ベストセラー『死ぬときに後悔すること25』の著者にして緩和ケア医である大津秀一氏の最新刊『幸せに死ぬために 人生を豊かにする「早期緩和ケア」』で描かれる、死の最前線の現場で見落としてはいけない「患者さんの声」とはーー。
安楽死の議論はどのようになっていくか
「先生、安楽死についてはどう思いますか?」しばしば聞かれます。日本では、安楽死が世界の広範にわたって認められているかのような誤解が一部に存在します。また日本では、一般に馴染みが薄いことも相まって、安楽死についての語句を他の言葉と意図的に、あるいは非意図的に混同して用いている場合もあります。

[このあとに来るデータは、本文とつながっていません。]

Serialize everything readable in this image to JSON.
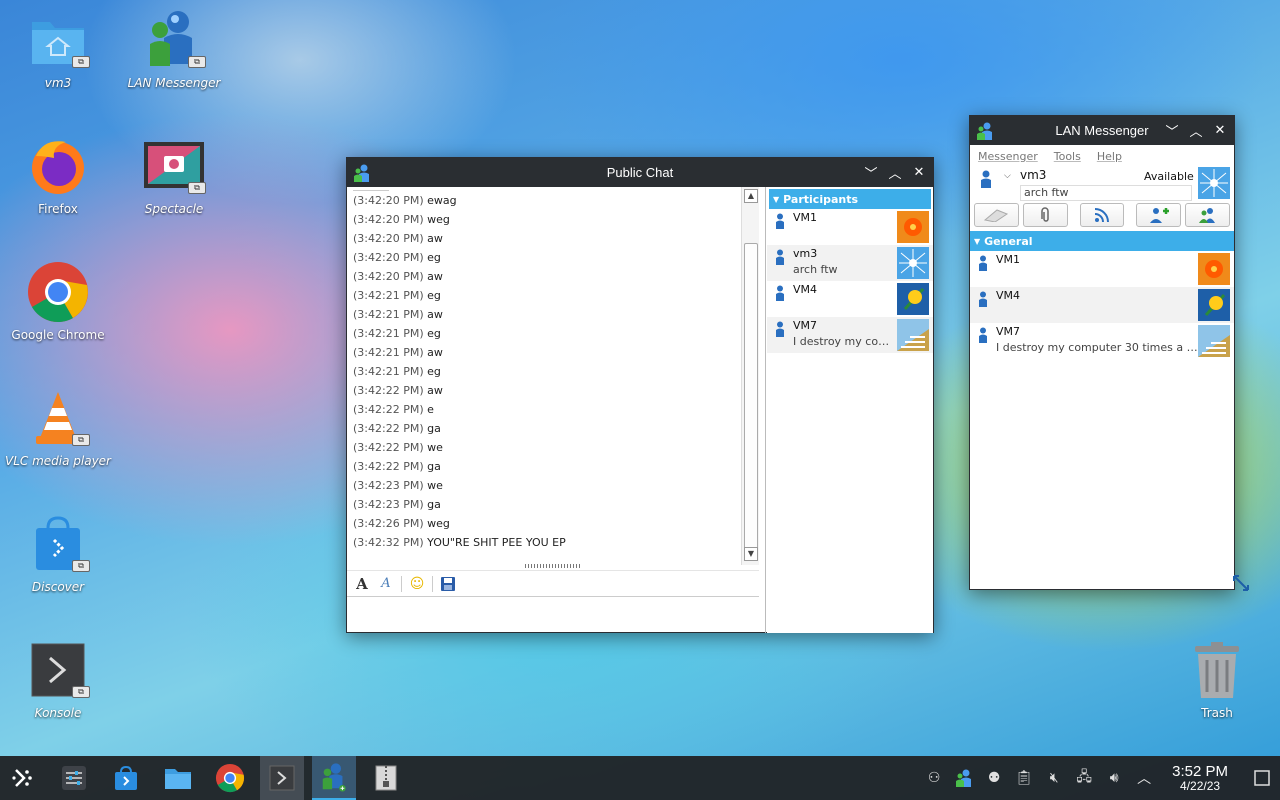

正確な医学の言葉として、実は狭義の安楽死が指し示すものはかなり限定されています。安楽死とは医師等の医療者により、致死的な薬剤を注射等で投与されることで直接的な死がもたらされることです。処方するなどして与えられた薬剤を自分が用いるのは「医師等自殺幇助」と呼ばれます。

最近は医師以外が致死薬を準備することもあるとして、医療的自殺幇助とも呼ばれることが増えてきているとのことです。また自殺(suicide)という言葉が好まれず、死(dying)の言葉が使われるようになっているようです。京都大学大学院文学研究科のレポート「世界の安楽死概観Ver.2」によれば次のようになっています。
・医師等自殺幇助のみ容認されている国・地域......米国の一部州(オレゴン州、カリフォルニア州、コロラド州、コロンビア特別区、ハワイ州、メイン州、モンタナ州[判例]、ワシントン州、バーモント州、ニュージャージー州)、スイス(刑法解釈)
・両方が容認されている国・地域......オランダ、ベルギー、ルクセンブルク、カナダ連邦、豪ビクトリア州
このように、世界中の様々な地域が安楽死や医師等自殺幇助を認めていますが、多数派ではないということはわかると思います。また日本では、安楽死に馴染みが薄いこともあって、医師等自殺幇助や、治療の差し控えと中止も一緒くたに「安楽死」と表現されている場合もあります。
娯楽作品などで取り上げられる場合には、同意なき「安楽死」......というよりは殺人を安楽死と表現している場合もありますね。なかなか実際に亡くなってゆく方を見たことがないとイメージがつかないと思うのですが、人が亡くなってゆくさまや苦痛の程度にはかなりの違いがあります。ふつうの人生において、臨終期の家族などを多数看取るという経験をすることは多くないと思います。
そのため、ご自身の体験で看取った姿が、「人の死にゆく姿」として認識されるのが通常です。実は、相当穏やかな死もあれば、結構苦しい死も......というより死ぬ前の状況もあります。もっとも、緩和ケアにおいては、どんな状況でもできる限りの苦痛緩和は行います。
そのため、後者のようなケースでも、緩和ケアの専門家などが関わっていたら、もう少し最後の時間を楽に過ごせた可能性があります。ただ人は自分の経験に影響されますから、それが人の死として認識されます。そのため、もし苦しんで亡くなったような姿を見てしまうと、そのような姿が人の死だと捉えますから、自分はそうはなりたくない、苦しむようだったらいっそ楽にしてほしいと思いやすいかもしれません。